2. The contention that has been urged in the appeal relates to the question of res judicata. Both the Courts below have held that the question as to whether the defendant is a cosharer of the plaintiff or an under-raiyat under him is barred by res judicata by reason of a previous decision between the parties. The contention that has been urged in connation with this matter is that inasmuch as the previous suit which was a suit instituted by the plaintiff against the defendant for recovery of possession on declaration of title and in which the same question was raised was dismissed on the ground that notice had not been served on the defendant, the finding at which the Courts had arrived in that suit as regards the status of the defendant is not to be treated as res judicata in the present suit. Now on reference to the record it seems that the previous suit was one in which the plaintiff has asked for declaration of his title to the land and for khas possession thereof, and the defence of the defendant in that suit was that he was not a tenant holding under the plaintiff but was a cosharer of his. This defence was gone into and ultimately it was found that the plaintiff's title to the land was made out, but notice had not been served on the defendant and upon that the suit was not dismissed but a decree was made in the plaintiff's favour in the following terms:

Ordered that the plaintiff's alleged title to the land in suit be declared, he cannot recover khas possession of the land but he may such for settlement of fair rent and recovery of nazar if he likes.

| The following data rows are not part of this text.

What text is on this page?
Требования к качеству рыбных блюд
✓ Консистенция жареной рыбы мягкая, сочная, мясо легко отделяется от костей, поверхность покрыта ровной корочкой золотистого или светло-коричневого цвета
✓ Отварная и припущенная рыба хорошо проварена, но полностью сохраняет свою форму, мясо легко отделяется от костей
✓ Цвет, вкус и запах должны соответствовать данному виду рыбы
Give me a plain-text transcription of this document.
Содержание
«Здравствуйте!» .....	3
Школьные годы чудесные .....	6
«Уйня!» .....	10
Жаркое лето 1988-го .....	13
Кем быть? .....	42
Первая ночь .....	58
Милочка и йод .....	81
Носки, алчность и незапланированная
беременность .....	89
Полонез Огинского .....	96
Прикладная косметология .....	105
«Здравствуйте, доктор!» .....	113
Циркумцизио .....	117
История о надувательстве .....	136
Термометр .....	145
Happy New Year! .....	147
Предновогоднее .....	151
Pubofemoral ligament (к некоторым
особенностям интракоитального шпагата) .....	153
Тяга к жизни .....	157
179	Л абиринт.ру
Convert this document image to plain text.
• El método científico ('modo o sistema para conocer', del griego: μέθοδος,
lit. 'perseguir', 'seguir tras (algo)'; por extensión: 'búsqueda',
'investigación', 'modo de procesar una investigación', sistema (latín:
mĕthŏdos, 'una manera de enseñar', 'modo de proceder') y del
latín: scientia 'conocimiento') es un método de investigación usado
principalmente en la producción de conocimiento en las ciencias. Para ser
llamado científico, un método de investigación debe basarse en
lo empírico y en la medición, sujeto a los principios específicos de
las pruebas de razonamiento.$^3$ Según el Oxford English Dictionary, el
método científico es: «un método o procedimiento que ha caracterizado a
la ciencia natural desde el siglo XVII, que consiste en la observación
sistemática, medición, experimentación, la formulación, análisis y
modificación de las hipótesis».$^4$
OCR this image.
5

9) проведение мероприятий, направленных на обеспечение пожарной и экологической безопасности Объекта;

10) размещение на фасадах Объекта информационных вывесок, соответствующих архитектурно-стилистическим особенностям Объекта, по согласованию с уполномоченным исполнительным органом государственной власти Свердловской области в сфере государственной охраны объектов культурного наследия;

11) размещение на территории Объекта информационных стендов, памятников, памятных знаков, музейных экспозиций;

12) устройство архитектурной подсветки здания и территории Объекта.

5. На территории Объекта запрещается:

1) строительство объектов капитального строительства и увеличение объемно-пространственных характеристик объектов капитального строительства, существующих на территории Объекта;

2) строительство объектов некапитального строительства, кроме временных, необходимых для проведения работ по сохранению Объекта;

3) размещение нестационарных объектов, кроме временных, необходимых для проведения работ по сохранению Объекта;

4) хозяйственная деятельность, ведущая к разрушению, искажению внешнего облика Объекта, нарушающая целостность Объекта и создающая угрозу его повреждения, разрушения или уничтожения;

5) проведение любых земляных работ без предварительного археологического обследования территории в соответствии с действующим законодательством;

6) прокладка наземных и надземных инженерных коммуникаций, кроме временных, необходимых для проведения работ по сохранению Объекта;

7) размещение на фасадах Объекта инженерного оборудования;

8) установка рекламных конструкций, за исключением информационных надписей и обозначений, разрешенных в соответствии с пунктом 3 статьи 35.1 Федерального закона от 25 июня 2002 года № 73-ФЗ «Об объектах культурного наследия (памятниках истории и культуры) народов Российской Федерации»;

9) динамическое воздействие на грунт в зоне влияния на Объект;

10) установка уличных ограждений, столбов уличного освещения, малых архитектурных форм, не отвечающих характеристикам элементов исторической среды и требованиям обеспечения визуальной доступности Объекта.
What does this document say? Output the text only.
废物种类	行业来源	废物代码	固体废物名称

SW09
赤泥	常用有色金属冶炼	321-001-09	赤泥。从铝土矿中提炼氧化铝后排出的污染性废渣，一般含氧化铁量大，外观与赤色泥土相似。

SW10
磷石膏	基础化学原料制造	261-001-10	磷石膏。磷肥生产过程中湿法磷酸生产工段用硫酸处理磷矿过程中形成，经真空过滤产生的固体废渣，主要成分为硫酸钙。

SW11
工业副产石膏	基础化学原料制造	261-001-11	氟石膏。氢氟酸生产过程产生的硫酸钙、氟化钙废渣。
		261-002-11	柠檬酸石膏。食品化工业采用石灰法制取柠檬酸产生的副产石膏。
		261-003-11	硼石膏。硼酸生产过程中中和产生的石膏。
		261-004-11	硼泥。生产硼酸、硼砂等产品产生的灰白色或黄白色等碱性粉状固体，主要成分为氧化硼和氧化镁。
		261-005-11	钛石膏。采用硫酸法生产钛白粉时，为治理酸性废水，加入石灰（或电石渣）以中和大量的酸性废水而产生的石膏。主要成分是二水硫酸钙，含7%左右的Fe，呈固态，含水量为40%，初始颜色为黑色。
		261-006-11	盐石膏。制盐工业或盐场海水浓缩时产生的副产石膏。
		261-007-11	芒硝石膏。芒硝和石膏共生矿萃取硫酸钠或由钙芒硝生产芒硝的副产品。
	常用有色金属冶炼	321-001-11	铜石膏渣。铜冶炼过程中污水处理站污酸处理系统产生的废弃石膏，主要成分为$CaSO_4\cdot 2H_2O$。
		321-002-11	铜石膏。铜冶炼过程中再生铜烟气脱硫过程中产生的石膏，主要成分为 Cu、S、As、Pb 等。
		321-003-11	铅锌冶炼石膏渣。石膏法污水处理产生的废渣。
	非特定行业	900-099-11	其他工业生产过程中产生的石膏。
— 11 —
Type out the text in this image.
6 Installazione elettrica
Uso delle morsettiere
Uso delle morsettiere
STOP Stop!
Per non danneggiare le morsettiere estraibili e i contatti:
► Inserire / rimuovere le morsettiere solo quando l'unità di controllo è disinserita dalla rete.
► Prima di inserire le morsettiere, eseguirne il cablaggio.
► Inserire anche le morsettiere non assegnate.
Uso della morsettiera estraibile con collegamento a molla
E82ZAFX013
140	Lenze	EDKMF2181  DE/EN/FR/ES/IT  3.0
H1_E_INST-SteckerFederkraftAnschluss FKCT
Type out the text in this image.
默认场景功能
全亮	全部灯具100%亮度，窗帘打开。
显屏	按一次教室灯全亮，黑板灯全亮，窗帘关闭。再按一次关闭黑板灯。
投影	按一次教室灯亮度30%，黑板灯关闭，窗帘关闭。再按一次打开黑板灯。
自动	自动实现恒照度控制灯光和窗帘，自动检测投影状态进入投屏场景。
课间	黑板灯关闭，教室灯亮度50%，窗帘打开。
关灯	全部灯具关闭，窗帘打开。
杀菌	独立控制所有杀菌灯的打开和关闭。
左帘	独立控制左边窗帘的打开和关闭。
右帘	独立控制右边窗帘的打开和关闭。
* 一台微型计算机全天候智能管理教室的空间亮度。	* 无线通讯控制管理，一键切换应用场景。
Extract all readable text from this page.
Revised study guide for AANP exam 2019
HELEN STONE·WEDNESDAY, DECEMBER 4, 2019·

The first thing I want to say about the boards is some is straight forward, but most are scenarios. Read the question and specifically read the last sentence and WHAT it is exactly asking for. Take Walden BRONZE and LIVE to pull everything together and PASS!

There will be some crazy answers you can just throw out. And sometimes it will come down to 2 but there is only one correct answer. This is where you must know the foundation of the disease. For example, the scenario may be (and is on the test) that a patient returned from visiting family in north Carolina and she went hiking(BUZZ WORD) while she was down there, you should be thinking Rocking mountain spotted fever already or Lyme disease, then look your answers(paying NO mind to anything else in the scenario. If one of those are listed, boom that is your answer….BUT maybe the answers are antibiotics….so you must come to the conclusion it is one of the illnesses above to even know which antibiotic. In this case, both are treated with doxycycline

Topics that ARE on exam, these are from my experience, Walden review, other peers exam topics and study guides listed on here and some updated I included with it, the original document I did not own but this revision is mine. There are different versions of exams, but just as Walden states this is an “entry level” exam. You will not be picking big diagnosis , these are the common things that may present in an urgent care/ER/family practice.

3. From this decision the plaintiff preferred an appeal and the defendant a cross-objection, and the appellate Court, to which the said appeal and the cross-objection was preferred, 'upheld the decree which the trial Court had passed. The facts therefore are not that the suit was dismissed on a preliminary point making it unnecessary for the Court to go into the other questions that arose in the suit but that the questions were decided and made the foundation of a decree declaring the plaintiff's title, and one of the prayers in the suit, namely, that for khas possession was refused on the ground that notice had not been served on the defendant. Under circumstances such as these the case to which the learned advocate for the appellant has referred, namely, that of Nundo Lal v. Bidhoomukhey Dehee [1886] 13 Cal. 17 has in our opinion no application. The real reason on which this doctrine of res judicata is founded in so far as a case of the present description is concerned has been given by the Judicial Committee in the case of the Midnapur Zamindary Co. Ltd. v. Naresh Narayan Roy A.I.R. 1922 P.C. 241 at p. 467 (of 48 Cal.) where their Lordships say that they do not consider that a decision will found an actual plea of res judicata where the defendants having succeeded on the other plea, had no occasion to go further as to the finding against them. This cannot be said of the present case in view of the fact that the plaintiff's title was declared and it is only one of his prayers, namely, that for khas possession was refused on the ground that no notice was served. We are of opinion that the Courts below were right in the view that they took on the question of res judicata.

4. The appeal therefore fails and must be dismissed with costs.